Retrieval-Augmented Generation
Section Duration: 40 minutes
Scott introduces RAG, or retrieval-augmented generation, as a way to handle model cutoff dates and documents that are too large to fit into a context window. He explains RAG with an open-book-test analogy, where the system looks up just the most relevant parts of a corpus instead of trying to load everything at once. Scott also warns that RAG is widely misunderstood, over-marketed, and much harder to get right than people often assume.
Scott sets up the vector database layer for RAG by choosing Upstash Vector and walking through how to create a free index. He explains the practical choices involved, including dense, sparse, and hybrid indexes, embedding models, vector dimensions, and similarity metrics like cosine. Scott presents the setup as an approachable way to get started with retrieval infrastructure without having to manage the vector system yourself.
Scott starts building the corpus retrieval workflow by creating a Node.js script that indexes a set of internal documents into the vector store. He explains that the script should be rerunnable, avoid duplicate records, and serve as the ingestion path whenever new knowledge-base documents are added. Scott also introduces the retrieval tool itself, showing how the agent can query the vector index for the most relevant private documents and why query quality will eventually need its own improvement work.

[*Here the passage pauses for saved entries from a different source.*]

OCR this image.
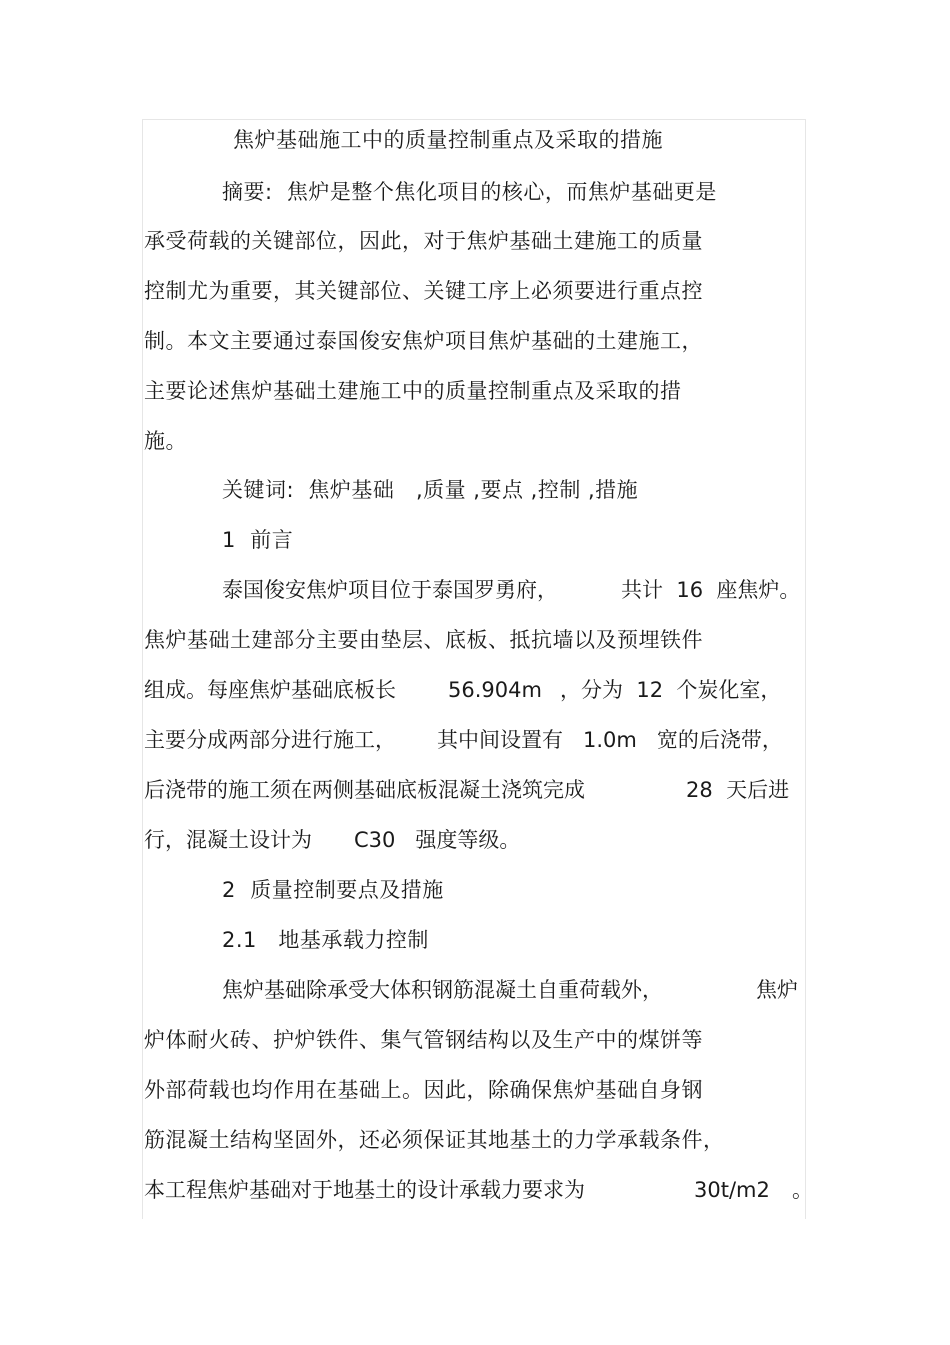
焦炉基础施工中的质量控制重点及采取的措施
摘要:  焦炉是整个焦化项目的核心，而焦炉基础更是
承受荷载的关键部位，因此，对于焦炉基础土建施工的质量
控制尤为重要，其关键部位、关键工序上必须要进行重点控
制。本文主要通过泰国俊安焦炉项目焦炉基础的土建施工，
主要论述焦炉基础土建施工中的质量控制重点及采取的措
施。
关键词:  焦炉基础   ,质量 ,要点 ,控制 ,措施
1  前言
泰国俊安焦炉项目位于泰国罗勇府，	共计  16  座焦炉。
焦炉基础土建部分主要由垫层、底板、抵抗墙以及预埋铁件
组成。每座焦炉基础底板长 56.904m ，分为  12  个炭化室，
主要分成两部分进行施工， 其中间设置有   1.0m   宽的后浇带，
后浇带的施工须在两侧基础底板混凝土浇筑完成	28  天后进
行，混凝土设计为 C30   强度等级。
2  质量控制要点及措施
2.1   地基承载力控制
焦炉基础除承受大体积钢筋混凝土自重荷载外，	焦炉
炉体耐火砖、护炉铁件、集气管钢结构以及生产中的煤饼等
外部荷载也均作用在基础上。因此，除确保焦炉基础自身钢
筋混凝土结构坚固外，还必须保证其地基土的力学承载条件，
本工程焦炉基础对于地基土的设计承载力要求为	30t/m2 。
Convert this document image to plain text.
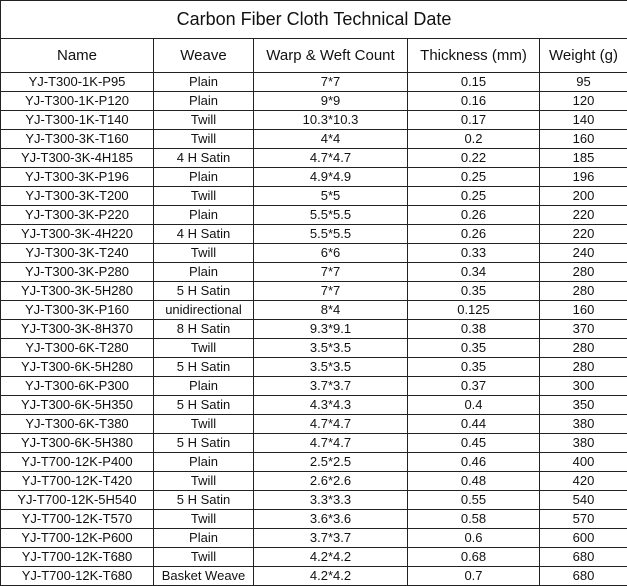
Carbon Fiber Cloth Technical Date				
Name	Weave	Warp & Weft Count	Thickness (mm)	Weight (g)
YJ-T300-1K-P95	Plain	7*7	0.15	95
YJ-T300-1K-P120	Plain	9*9	0.16	120
YJ-T300-1K-T140	Twill	10.3*10.3	0.17	140
YJ-T300-3K-T160	Twill	4*4	0.2	160
YJ-T300-3K-4H185	4 H Satin	4.7*4.7	0.22	185
YJ-T300-3K-P196	Plain	4.9*4.9	0.25	196
YJ-T300-3K-T200	Twill	5*5	0.25	200
YJ-T300-3K-P220	Plain	5.5*5.5	0.26	220
YJ-T300-3K-4H220	4 H Satin	5.5*5.5	0.26	220
YJ-T300-3K-T240	Twill	6*6	0.33	240
YJ-T300-3K-P280	Plain	7*7	0.34	280
YJ-T300-3K-5H280	5 H Satin	7*7	0.35	280
YJ-T300-3K-P160	unidirectional	8*4	0.125	160
YJ-T300-3K-8H370	8 H Satin	9.3*9.1	0.38	370
YJ-T300-6K-T280	Twill	3.5*3.5	0.35	280
YJ-T300-6K-5H280	5 H Satin	3.5*3.5	0.35	280
YJ-T300-6K-P300	Plain	3.7*3.7	0.37	300
YJ-T300-6K-5H350	5 H Satin	4.3*4.3	0.4	350
YJ-T300-6K-T380	Twill	4.7*4.7	0.44	380
YJ-T300-6K-5H380	5 H Satin	4.7*4.7	0.45	380
YJ-T700-12K-P400	Plain	2.5*2.5	0.46	400
YJ-T700-12K-T420	Twill	2.6*2.6	0.48	420
YJ-T700-12K-5H540	5 H Satin	3.3*3.3	0.55	540
YJ-T700-12K-T570	Twill	3.6*3.6	0.58	570
YJ-T700-12K-P600	Plain	3.7*3.7	0.6	600
YJ-T700-12K-T680	Twill	4.2*4.2	0.68	680
YJ-T700-12K-T680	Basket Weave	4.2*4.2	0.7	680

Scott runs the indexing script, verifies that the documents were inserted into Upstash, and demonstrates how different search modes return results with different relevance behavior. He then tests the retrieval flow within the agent and notices that the model does not always decide to use the knowledge base tool on its own. Scott uses that gap to explain why RAG often needs better query descriptions, extra context from the original user prompt, or even a separate query-rewriting step.
Wrapping Up
Section Duration: 8 minutes
Scott wraps up the course by pointing to next-step topics like human-in-the-loop approvals, durable execution, planning modes, handoffs, and deterministic workflows. He argues that approvals should be enforced architecturally outside the agent loop, while durable execution enables pausing and resuming long-running agent flows. Scott finishes by emphasizing the production importance of a data flywheel, telemetry, real user feedback, and disciplined eval-driven iteration as the core of AI engineering work.